Profits and returns are the measurement of any successful entrepreneur. But in the growing field of social entrepreneurship, furthering society and creating social capital takes priority over any financial considerations.
Social entrepreneurship means solving problems through systemic change and a solid business model, said Jeff Snell, special adviser to the president at Marquette. Akin to business entrepreneurship, social entrepreneurs recognize a social problem and try to solve it by creating a new venture and model that addresses the issue, he said.
Marquette was recently ranked as the 10th best “Changemaker Campus” by Ashoka: Innovators for the Public, an international association of social entrepreneurs.
Launched in 2008, the “Changemaker Campus” title is given to schools that exhibit leadership and innovation in social entrepreneurship, said Beeta Ansari, a program associate at Ashoka.
Each school is selected through a competitive application process.

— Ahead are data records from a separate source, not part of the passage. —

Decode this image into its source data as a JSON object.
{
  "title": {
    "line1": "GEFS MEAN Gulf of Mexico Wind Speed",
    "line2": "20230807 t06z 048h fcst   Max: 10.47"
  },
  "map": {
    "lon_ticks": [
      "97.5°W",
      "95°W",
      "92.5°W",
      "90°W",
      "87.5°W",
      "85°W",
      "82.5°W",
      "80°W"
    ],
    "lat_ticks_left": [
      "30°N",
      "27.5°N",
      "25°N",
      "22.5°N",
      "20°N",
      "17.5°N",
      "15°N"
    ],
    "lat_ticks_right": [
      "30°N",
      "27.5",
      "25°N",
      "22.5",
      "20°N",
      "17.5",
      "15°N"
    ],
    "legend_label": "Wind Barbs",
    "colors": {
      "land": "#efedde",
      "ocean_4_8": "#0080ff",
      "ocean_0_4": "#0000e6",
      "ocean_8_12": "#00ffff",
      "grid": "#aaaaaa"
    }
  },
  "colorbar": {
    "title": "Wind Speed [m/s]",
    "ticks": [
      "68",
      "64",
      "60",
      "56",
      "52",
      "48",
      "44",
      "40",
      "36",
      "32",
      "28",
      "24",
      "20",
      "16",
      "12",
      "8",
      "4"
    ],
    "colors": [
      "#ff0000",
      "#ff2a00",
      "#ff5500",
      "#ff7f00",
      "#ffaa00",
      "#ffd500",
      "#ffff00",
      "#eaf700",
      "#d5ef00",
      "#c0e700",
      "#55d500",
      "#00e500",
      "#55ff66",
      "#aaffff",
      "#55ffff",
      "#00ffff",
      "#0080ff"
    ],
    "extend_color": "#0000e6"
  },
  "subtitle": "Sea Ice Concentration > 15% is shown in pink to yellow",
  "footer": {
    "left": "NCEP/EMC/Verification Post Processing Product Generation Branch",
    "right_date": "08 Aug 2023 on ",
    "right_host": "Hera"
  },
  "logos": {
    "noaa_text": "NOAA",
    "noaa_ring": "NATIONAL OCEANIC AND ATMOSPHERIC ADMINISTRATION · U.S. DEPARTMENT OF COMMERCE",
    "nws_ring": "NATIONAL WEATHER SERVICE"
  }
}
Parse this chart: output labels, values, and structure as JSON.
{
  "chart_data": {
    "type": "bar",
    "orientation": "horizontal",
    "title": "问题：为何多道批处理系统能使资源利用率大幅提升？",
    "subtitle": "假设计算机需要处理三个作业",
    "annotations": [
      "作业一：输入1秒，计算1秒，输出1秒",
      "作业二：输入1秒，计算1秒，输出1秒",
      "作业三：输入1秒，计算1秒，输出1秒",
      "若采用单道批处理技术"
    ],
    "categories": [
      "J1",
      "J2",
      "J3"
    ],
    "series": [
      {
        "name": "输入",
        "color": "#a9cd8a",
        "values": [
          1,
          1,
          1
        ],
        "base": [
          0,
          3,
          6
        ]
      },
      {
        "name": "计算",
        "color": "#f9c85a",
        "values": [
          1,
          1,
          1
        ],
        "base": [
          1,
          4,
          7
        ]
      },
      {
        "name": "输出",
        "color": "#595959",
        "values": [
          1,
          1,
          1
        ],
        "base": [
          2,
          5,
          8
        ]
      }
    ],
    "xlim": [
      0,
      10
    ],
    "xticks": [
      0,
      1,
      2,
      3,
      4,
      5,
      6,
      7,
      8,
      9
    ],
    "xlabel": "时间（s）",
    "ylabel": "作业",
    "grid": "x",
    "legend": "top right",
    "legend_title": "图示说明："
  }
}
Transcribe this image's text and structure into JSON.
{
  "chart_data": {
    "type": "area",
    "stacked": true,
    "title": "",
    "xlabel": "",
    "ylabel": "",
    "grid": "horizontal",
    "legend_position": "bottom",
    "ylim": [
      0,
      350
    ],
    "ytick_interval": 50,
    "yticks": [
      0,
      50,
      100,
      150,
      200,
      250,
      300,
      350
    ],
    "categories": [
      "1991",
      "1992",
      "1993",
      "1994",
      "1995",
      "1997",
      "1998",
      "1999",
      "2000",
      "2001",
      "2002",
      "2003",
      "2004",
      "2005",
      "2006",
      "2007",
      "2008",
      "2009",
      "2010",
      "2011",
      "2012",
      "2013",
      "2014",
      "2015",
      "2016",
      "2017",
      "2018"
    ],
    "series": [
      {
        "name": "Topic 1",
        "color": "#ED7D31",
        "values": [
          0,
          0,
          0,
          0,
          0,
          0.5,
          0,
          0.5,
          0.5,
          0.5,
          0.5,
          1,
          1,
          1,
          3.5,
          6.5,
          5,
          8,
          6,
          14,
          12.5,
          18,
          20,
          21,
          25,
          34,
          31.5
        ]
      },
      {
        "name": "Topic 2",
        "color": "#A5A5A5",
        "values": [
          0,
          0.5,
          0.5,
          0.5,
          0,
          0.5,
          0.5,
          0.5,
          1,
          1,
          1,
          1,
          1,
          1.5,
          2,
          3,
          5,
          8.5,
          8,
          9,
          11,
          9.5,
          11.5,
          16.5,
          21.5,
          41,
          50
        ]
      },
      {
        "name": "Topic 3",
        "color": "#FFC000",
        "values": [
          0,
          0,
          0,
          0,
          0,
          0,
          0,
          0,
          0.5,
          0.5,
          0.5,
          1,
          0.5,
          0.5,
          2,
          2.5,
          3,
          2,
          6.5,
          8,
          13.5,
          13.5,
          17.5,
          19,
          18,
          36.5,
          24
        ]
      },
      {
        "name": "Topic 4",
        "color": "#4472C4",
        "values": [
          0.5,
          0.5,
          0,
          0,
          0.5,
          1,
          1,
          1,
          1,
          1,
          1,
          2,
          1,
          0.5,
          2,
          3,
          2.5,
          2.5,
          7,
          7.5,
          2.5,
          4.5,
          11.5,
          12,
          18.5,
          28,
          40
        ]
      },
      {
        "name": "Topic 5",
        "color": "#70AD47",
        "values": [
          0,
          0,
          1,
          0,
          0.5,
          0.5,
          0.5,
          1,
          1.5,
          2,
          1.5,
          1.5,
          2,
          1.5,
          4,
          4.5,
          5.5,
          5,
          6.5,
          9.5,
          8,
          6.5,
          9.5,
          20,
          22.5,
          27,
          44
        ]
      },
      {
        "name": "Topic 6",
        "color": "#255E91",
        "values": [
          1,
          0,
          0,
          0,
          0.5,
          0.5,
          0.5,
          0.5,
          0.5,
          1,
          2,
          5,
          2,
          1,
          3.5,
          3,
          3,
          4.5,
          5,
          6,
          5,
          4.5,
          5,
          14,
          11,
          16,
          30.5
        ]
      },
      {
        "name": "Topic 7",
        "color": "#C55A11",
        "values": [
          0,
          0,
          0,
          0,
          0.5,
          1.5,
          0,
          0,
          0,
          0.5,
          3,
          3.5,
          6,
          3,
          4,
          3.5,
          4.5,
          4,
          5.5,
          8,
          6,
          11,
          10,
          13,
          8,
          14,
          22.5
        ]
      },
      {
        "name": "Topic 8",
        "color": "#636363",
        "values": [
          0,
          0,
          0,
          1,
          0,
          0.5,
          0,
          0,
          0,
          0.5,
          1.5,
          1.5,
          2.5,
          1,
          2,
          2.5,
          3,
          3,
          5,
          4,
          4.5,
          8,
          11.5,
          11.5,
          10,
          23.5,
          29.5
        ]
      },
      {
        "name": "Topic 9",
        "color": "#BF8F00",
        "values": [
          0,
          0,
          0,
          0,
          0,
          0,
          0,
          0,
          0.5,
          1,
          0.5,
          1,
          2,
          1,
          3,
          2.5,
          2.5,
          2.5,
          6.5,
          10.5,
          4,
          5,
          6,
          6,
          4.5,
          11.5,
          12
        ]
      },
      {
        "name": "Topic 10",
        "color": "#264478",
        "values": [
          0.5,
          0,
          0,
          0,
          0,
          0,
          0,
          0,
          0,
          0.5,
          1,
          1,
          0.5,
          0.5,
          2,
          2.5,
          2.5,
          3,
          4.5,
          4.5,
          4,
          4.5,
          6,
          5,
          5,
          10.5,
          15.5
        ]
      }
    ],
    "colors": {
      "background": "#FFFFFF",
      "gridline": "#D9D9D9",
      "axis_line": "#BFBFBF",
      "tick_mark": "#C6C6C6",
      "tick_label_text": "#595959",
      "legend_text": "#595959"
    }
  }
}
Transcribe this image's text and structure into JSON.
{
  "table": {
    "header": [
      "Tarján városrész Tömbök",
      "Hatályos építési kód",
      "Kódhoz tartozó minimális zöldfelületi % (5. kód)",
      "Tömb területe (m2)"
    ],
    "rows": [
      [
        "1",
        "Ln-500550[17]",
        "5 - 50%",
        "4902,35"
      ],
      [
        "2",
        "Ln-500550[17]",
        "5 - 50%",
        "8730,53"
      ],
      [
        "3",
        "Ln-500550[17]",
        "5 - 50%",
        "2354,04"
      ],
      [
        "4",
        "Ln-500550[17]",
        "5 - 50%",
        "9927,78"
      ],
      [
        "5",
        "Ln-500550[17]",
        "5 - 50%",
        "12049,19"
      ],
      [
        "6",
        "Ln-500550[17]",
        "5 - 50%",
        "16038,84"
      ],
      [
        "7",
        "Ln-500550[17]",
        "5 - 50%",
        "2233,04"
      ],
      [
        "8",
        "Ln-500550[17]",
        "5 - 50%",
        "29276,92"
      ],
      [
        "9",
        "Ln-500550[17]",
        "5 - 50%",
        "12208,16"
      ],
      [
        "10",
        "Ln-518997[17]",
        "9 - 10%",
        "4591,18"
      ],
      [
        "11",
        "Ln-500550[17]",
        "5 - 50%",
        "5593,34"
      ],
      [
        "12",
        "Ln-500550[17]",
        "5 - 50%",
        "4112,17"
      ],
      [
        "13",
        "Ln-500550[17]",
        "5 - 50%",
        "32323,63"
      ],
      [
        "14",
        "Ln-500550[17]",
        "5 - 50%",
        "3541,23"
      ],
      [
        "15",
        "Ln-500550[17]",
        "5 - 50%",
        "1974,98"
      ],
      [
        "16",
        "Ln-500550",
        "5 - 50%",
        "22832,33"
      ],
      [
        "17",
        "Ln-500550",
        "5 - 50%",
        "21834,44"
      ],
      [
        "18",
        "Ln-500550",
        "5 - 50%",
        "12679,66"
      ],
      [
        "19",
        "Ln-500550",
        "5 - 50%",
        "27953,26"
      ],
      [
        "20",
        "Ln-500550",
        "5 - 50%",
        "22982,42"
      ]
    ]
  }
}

Ashoka provides each campus with support, such as access to the group’s network of social entrepreneurs, according to its website.
The other nine universities are: Arizona State University, Babson College, College of the Atlantic, Duke University, George Mason University, The New School, Tulane University, the University of Colorado at Boulder and the University of Maryland.
Ansari said Marquette’s continued excellence in social entrepreneurship grabbed Ashoka’s attention.
“Marquette University was selected based on its vision for a future in which the values of excellence, faith, leadership and service produce leading social entrepreneurs and innovators for the public,” Ansari said.
Snell said Marquette is naturally invested in social entrepreneurship.
“It’s our mission and identity to help others,” Snell said. “In many ways, it’s putting new nomenclature to a growing field in which Marquette is already making strides in.”
Marquette is the only Jesuit university to be named a “Changemaker Campus,” as well as the only Midwest-based school.
“Marquette’s Jesuit, Catholic identity and mission are huge strengths in social entrepreneurship,” Ansari said. “Marquette is uniquely positioned to catalyze and connect the Midwestern ethos of tackling tough problems through hard work to the principles of good social entrepreneurship.”
Snell said the title only strengthens Marquette’s interest in social entrepreneurship.
“We’ve got added responsibility,” Snell said. “We need to be wise and strategic in how we explore a fit for social entrepreneurship at Marquette. Other institutions are watching and learning from us, and we couldn’t be more excited.”
To further strengthen ties with the social entrepreneurship world, Marquette will host social entrepreneur Rajiv Vinnakota for five days in November. He will give a presentation and take part in dialogues aimed at strengthening Marquette’s commitment to social entrepreneurship.
Vinnakota got his start in the field when he started the SEED Foundation in 1998. The SEED Foundation is focused on bringing educational resources to underprivileged children.
The foundation has built two boarding schools, in Washington, D.C. and Maryland for children who come from difficult circumstances, Vinnakota said.
Vinnakota has strong ties with the Marquette community — his father, Sriramulu, has taught engineering courses here for more than 20 years. When presented with the opportunity to come to Marquette as a social entrepreneurship advocate, he said he couldn’t wait.
“Marquette does wonderful things, and I love the school,” Vinnakota said. “My being here as an advocate, and the planned discussions, will be a great way to use resources to further entrench Marquette as a leader in social entrepreneurship.”